Microbial interactions are fundamental to nutrient cycling, ecosystem stability, and population dynamics in aquatic environments, with bacteria driving processes like organic matter decomposition and nutrient release. These bacteria form critical links in the food web and interact with viruses and protists, shaping biogeochemical cycles and ecosystem productivity. This study examines the roles of protists and viruses in regulating bacterial mortality across aerobic (oxygen-rich) and anaerobic (oxygen-depleted) zones in Siders Pond, a salt-stratified meromictic pond in Falmouth, Massachusetts. 

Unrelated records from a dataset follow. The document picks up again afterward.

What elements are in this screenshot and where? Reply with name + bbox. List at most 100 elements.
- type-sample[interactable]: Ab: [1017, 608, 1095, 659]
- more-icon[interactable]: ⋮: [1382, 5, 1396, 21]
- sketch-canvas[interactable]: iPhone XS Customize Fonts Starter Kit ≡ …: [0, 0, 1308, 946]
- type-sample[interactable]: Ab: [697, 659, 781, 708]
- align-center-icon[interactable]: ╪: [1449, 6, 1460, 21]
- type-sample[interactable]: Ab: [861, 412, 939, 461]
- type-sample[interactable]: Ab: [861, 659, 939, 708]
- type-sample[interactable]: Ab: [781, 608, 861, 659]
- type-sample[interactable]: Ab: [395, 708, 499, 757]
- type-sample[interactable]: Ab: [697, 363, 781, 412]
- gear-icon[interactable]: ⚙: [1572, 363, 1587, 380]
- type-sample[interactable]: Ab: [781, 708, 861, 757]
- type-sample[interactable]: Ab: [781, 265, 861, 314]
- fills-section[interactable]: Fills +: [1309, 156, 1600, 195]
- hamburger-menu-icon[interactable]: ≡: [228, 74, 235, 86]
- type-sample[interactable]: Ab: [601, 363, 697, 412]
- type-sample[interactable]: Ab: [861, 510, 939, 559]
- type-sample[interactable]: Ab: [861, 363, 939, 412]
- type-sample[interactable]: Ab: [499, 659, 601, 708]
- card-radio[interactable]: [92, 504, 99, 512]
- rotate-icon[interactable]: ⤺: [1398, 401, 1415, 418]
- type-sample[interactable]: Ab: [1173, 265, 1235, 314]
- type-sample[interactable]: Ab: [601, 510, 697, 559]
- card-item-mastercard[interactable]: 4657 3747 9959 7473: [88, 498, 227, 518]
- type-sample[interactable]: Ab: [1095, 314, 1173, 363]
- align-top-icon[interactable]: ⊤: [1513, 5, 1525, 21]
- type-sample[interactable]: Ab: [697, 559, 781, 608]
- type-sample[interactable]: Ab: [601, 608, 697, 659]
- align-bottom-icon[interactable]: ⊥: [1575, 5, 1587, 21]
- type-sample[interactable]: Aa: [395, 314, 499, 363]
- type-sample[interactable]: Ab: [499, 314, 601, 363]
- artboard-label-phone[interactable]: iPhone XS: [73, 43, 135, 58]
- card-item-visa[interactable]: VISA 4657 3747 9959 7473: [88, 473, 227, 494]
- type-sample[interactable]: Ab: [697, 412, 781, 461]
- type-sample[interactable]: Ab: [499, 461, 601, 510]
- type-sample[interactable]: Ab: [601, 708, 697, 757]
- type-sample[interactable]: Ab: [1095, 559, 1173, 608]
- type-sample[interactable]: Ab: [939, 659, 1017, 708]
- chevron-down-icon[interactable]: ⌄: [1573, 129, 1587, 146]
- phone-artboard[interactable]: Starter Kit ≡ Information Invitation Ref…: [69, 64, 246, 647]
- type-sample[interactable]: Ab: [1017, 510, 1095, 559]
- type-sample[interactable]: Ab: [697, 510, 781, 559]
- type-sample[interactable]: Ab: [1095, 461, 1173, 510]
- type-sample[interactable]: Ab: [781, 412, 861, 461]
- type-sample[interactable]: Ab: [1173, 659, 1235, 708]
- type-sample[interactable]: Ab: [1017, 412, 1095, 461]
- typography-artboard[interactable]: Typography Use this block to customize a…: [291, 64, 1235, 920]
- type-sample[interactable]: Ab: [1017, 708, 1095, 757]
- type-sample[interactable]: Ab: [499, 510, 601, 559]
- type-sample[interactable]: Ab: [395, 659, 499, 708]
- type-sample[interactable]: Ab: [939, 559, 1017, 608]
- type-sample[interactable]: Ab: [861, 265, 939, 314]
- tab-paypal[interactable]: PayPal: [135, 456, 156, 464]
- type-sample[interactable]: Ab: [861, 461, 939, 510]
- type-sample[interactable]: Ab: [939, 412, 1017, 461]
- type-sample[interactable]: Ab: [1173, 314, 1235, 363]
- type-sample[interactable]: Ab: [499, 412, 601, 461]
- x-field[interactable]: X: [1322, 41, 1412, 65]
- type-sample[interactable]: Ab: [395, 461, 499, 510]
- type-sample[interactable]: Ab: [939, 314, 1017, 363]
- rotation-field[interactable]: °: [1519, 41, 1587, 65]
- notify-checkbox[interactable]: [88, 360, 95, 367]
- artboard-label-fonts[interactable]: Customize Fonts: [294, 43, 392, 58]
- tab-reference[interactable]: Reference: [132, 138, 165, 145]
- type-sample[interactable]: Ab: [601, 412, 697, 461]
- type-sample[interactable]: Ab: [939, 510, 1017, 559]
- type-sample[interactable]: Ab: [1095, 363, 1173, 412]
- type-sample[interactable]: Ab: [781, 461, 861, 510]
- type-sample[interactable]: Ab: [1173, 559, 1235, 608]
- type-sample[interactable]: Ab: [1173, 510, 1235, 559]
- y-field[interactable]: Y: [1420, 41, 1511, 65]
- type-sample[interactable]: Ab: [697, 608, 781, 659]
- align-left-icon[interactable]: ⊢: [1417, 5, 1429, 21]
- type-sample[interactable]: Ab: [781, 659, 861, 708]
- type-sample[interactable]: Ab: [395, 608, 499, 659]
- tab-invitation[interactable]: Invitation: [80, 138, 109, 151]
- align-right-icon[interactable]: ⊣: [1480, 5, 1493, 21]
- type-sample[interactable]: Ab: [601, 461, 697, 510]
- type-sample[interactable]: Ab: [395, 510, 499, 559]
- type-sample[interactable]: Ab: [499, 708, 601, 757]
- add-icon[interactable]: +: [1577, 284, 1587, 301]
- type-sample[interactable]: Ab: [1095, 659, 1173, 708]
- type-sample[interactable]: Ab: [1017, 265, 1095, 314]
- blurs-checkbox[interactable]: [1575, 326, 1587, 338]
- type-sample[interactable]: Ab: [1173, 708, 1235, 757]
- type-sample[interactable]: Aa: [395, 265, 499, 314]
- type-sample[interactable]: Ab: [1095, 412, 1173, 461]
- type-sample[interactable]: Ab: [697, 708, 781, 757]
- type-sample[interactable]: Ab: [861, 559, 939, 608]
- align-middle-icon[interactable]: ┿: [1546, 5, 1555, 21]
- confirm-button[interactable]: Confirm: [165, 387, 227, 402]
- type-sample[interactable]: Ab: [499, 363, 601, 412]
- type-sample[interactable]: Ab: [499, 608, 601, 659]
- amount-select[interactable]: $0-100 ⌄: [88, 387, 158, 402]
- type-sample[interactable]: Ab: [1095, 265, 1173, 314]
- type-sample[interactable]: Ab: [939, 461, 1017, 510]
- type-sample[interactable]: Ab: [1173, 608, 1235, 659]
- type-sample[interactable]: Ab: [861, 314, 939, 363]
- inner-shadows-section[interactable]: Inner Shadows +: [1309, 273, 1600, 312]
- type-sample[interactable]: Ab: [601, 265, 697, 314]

We hypothesize that protists dominate bacterial mortality in the aerobic zone due to their oxygen-dependent grazing activity, while viruses play a more prominent role in the anaerobic zone, where oxygen limitation reduces protist activity. This research aims to clarify these interactions and their significance for nutrient cycling and ecosystem health.

Field and laboratory methodologies were applied to assess microbial dynamics along the oxygen gradient. Water samples were collected at varying depths and measured for dissolved oxygen, temperature, salinity, pH, dissolved organic carbon (DOC), and nutrients (PO4, NO3/NO2) to determine how the environment affects microbial activity. Bacterial and grazer production were quantified using C14-leucine incorporation. Protist abundances were determined using DAPI staining, while bacterial and viral abundances were measured using SYBR Gold staining.

Preliminary findings suggest that bacterial and protist production decreases when transitioning from aerobic to anaerobic zones, while viral activity remains consistent. This study contributes to understanding how microbial interactions respond to environmental stressors such as eutrophication, pollution, and climate change, offering a model for future research and strategies for preserving aquatic ecosystem health amidst global environmental challenges.